Hürriyet Ombudsmanı Bildirici cepheyi genişletti
Hürriyet gazetesi okur temsilcisi Faruk Bildirici, basın organlarının haberlerde, sosyal medya hesaplarında ürün yerleştirmelerini eleştirdi. Konuyu gündeme getirirken, sadece Hürriyet yapıyormuş gibi algı oluşmasını istemediğini belirten Bildirici, Sabah, Habertürk ve Vatan gazetelerine de uzanan bir yazı kalemi aldı.
Hürriyet gazetesi okur temsilcisi Faruk Bildirici , haberlerde ürün yerleştirmeyle ilgili konuyu gündeme getirirken, kendi gazetesi dışında Sabah, Habertürk ve Vatan gazetelerine uzanan bir yazı kalemi aldı.
Bildirici'nn bugünkü köşesinde şunları yazdı:
"Aslında defalarca yazdım ama sanırım yine de yanlış anlaşılmaya devam ediyor.
Ben Hürriyet gazetesinin okur temsilcisi yani ombudsmanıyım. O nedenle Hürriyet’te gördüğüm etik sorunları dile getiriyor; gazetemin yanlışlardan arınmasına ve gazetecilik kalitesinin yükselmesine katkıda bulunmaya çalışıyorum.
Ama sadece Hürriyet’i yazmam, dile getirdiğim etik sorunların sadece Hürriyet’te olduğu anlamına gelmiyor. Hürriyet’teki sorunlar, Türkiye’deki bütün medya kuruluşlarında da üç aşağı beş yukarı yaşanıyor. Medya mensuplarının yazdıklarımı sadece Hürriyet’e özgü kabul etmesi, oradan hareketle tartışması, yazılar yazması hem haksızlık hem de sorunun gerçek boyutlarını görmezden gelmek.

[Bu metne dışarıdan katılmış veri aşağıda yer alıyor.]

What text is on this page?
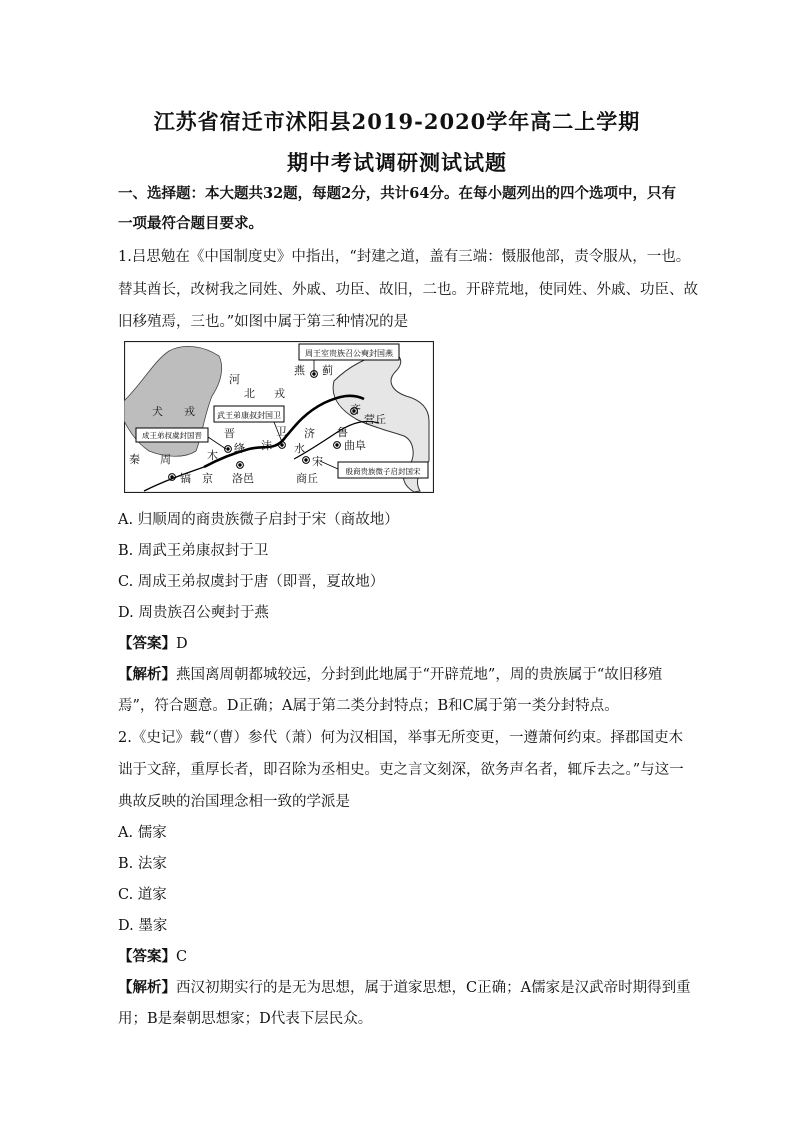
江苏省宿迁市沭阳县2019-2020学年高二上学期
期中考试调研测试试题
一、选择题：本大题共32题，每题2分，共计64分。在每小题列出的四个选项中，只有
一项最符合题目要求。
1.吕思勉在《中国制度史》中指出，“封建之道，盖有三端：慑服他部，责令服从，一也。
替其酋长，改树我之同姓、外戚、功臣、故旧，二也。开辟荒地，使同姓、外戚、功臣、故
旧移殖焉，三也。”如图中属于第三种情况的是
周王室贵族召公奭封国燕
武王弟康叔封国卫
成王弟叔虞封国晋
殷商贵族微子启封国宋
河
北 戎
燕 蓟
犬 戎	齐
营丘
晋
绛
卫
沫
济
水
鲁
曲阜
木
秦 周
镐 京 洛邑
宋
商丘
A. 归顺周的商贵族微子启封于宋（商故地）
B. 周武王弟康叔封于卫
C. 周成王弟叔虞封于唐（即晋，夏故地）
D. 周贵族召公奭封于燕
【答案】D
【解析】燕国离周朝都城较远，分封到此地属于“开辟荒地”，周的贵族属于“故旧移殖
焉”，符合题意。D正确；A属于第二类分封特点；B和C属于第一类分封特点。
2.《史记》载“（曹）参代（萧）何为汉相国，举事无所变更，一遵萧何约束。择郡国吏木
诎于文辞，重厚长者，即召除为丞相史。吏之言文刻深，欲务声名者，辄斥去之。”与这一
典故反映的治国理念相一致的学派是
A. 儒家
B. 法家
C. 道家
D. 墨家
【答案】C
【解析】西汉初期实行的是无为思想，属于道家思想，C正确；A儒家是汉武帝时期得到重
用；B是秦朝思想家；D代表下层民众。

Örneğin, bir süre önce Instagram’da “ürün yerleştirme” konusunda bir yazı yazdım. Kimileri bunu medyanın genel sorunu olarak görüp üzerine gitmek yerine, yine Hürriyet (ve Doğan Medya Grubu) üzerinden yazıp çizmeyi yeğledi. Oysa başka medya kuruluşlarında da Instagram’da “ürün yerleştirme” yapanlar var. Somutlaştırmak açısından üç örnek vereyim. Sabah’ın Günaydın ekinde yazan 683 bin takipçisi olan bir kadın yazarın, Habertürk’te yazan 56 bin takipçisi olan yazarın ya da Vatan’da yazan 23 bin takipçili bir erkek yazarın hesaplarına bir bakın. Marka çantalardan mekânlara, mağazalara ve giysilere kadar ürün yerleştirmelerle dolu değil mi?
Bu kadar da değil, başka medya kuruluşlarında da tatil yörelerinde mekân açan, sevgilisinin Alaçatı’daki mekânını sosyal medyada tanıtan, Instagram’da ürün yerleştirme yapan, yüksek ücretlerle DJ’lik yapan, bütün gezilere kendisi giden servis yöneticisi, tatillerini bedavaya getiren, arşiv fotoğraflarını satan, dışarıya fotoğraf çeken, partilere parayla ünlü götüren ve katılan isimler yok mu? Elbette var ve öbür medya kuruluşlarında bunlar görmezden geliniyor.
Hürriyet’in farkı tam da burada. Biz bunları açıkça, okurun ve tüm medyanın gözleri önünde tartışıyoruz. Hatalardan arınmaya çalışıyoruz; bunu da şeffaf biçimde yapıyoruz. Okura ve mesleğimize saygının gereği bu. Ders çıkarmak ve örnek almak yerine üzerinde tepinmek niye?"